11 February 2021, The Tablet

America’s coming schism?


America’s coming schism?

President Joe Biden outside Holy Trinity church in Washington DC, after Mass
Photo: CNS/Reuters, Erin Scott

 

Can the bishops unite a Church that is increasingly addicted to its own polarisation, when they themselves are responsible for the bitter divisions between American Catholics? A US-based Italian theologian fears that the Biden presidency may accelerate the slide towards schism

The Catholic Church in the United States has been divided for some time now: a two-party political system has produced a two-party Church, with a solid majority of the bishops in favour of the Republican Party – even Donald Trump’s Republican Party. But now there is a risk of the US Church becoming even more divided – not one community with a variety of different cultures and spiritualities, sometimes in tension with each other, a “big tent”, but two distinct versions of Catholicism, each claiming orthodoxy and existing in a regime of mutual excommunication.

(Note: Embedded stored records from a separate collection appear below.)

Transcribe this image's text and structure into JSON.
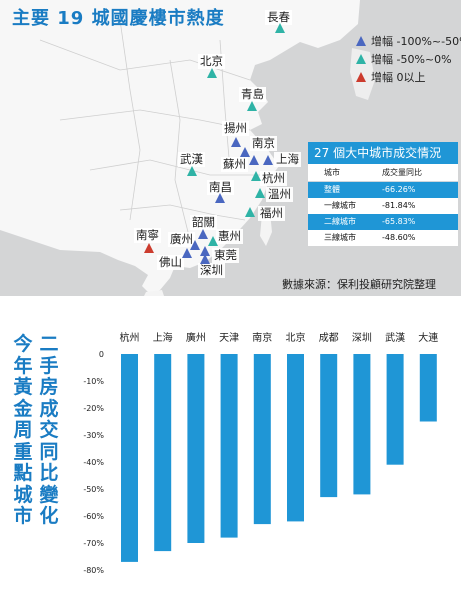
{
  "map": {
    "title": "主要 19 城國慶樓市熱度",
    "legend": [
      {
        "marker": "triangle",
        "color": "#4a67c0",
        "label": "增幅 -100%~-50%"
      },
      {
        "marker": "triangle",
        "color": "#2fb3a6",
        "label": "增幅 -50%~0%"
      },
      {
        "marker": "triangle",
        "color": "#cc3c2e",
        "label": "增幅 0以上"
      }
    ],
    "cities": [
      {
        "name": "長春",
        "color": "#2fb3a6"
      },
      {
        "name": "北京",
        "color": "#2fb3a6"
      },
      {
        "name": "青島",
        "color": "#2fb3a6"
      },
      {
        "name": "揚州",
        "color": "#4a67c0"
      },
      {
        "name": "南京",
        "color": "#4a67c0"
      },
      {
        "name": "蘇州",
        "color": "#4a67c0"
      },
      {
        "name": "上海",
        "color": "#4a67c0"
      },
      {
        "name": "武漢",
        "color": "#2fb3a6"
      },
      {
        "name": "杭州",
        "color": "#2fb3a6"
      },
      {
        "name": "南昌",
        "color": "#4a67c0"
      },
      {
        "name": "溫州",
        "color": "#2fb3a6"
      },
      {
        "name": "福州",
        "color": "#2fb3a6"
      },
      {
        "name": "韶關",
        "color": "#4a67c0"
      },
      {
        "name": "南寧",
        "color": "#cc3c2e"
      },
      {
        "name": "廣州",
        "color": "#4a67c0"
      },
      {
        "name": "惠州",
        "color": "#2fb3a6"
      },
      {
        "name": "佛山",
        "color": "#4a67c0"
      },
      {
        "name": "東莞",
        "color": "#4a67c0"
      },
      {
        "name": "深圳",
        "color": "#4a67c0"
      }
    ],
    "stats": {
      "title": "27 個大中城市成交情況",
      "headers": [
        "城市",
        "成交量同比"
      ],
      "rows": [
        {
          "city": "整體",
          "change": "-66.26%"
        },
        {
          "city": "一線城市",
          "change": "-81.84%"
        },
        {
          "city": "二線城市",
          "change": "-65.83%"
        },
        {
          "city": "三線城市",
          "change": "-48.60%"
        }
      ]
    },
    "source": "數據來源：保利投顧研究院整理"
  },
  "chart_data": {
    "type": "bar",
    "title_lines": [
      "二手房成交同比變化",
      "今年黃金周重點城市"
    ],
    "categories": [
      "杭州",
      "上海",
      "廣州",
      "天津",
      "南京",
      "北京",
      "成都",
      "深圳",
      "武漢",
      "大連"
    ],
    "values": [
      -77,
      -73,
      -70,
      -68,
      -63,
      -62,
      -53,
      -52,
      -41,
      -25
    ],
    "yticks": [
      "0",
      "-10%",
      "-20%",
      "-30%",
      "-40%",
      "-50%",
      "-60%",
      "-70%",
      "-80%"
    ],
    "ylim": [
      -80,
      0
    ],
    "bar_color": "#1f96d6",
    "grid": false
  }
}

Thoughtful, conservative Christian writers and academics, longtime veterans of the “culture wars”, recognise that, on a political level, they have lost. They have concluded that the United States is no longer a Christian country – indeed, they see it as becoming increasingly hostile to traditional Christianity. But the Catholic “culture warriors” have not laid down their arms or resigned themselves to retreat.

The internal struggles of the Church and of the nation overlap. Trump lent his support to those who refuse to question the myth of the United States as a nation endowed with a special blessing, with a destiny inscribed in the divine plan. He received the support of many voters who oppose not only the Democratic Party but also any critical re-evaluation of this foundational American myth.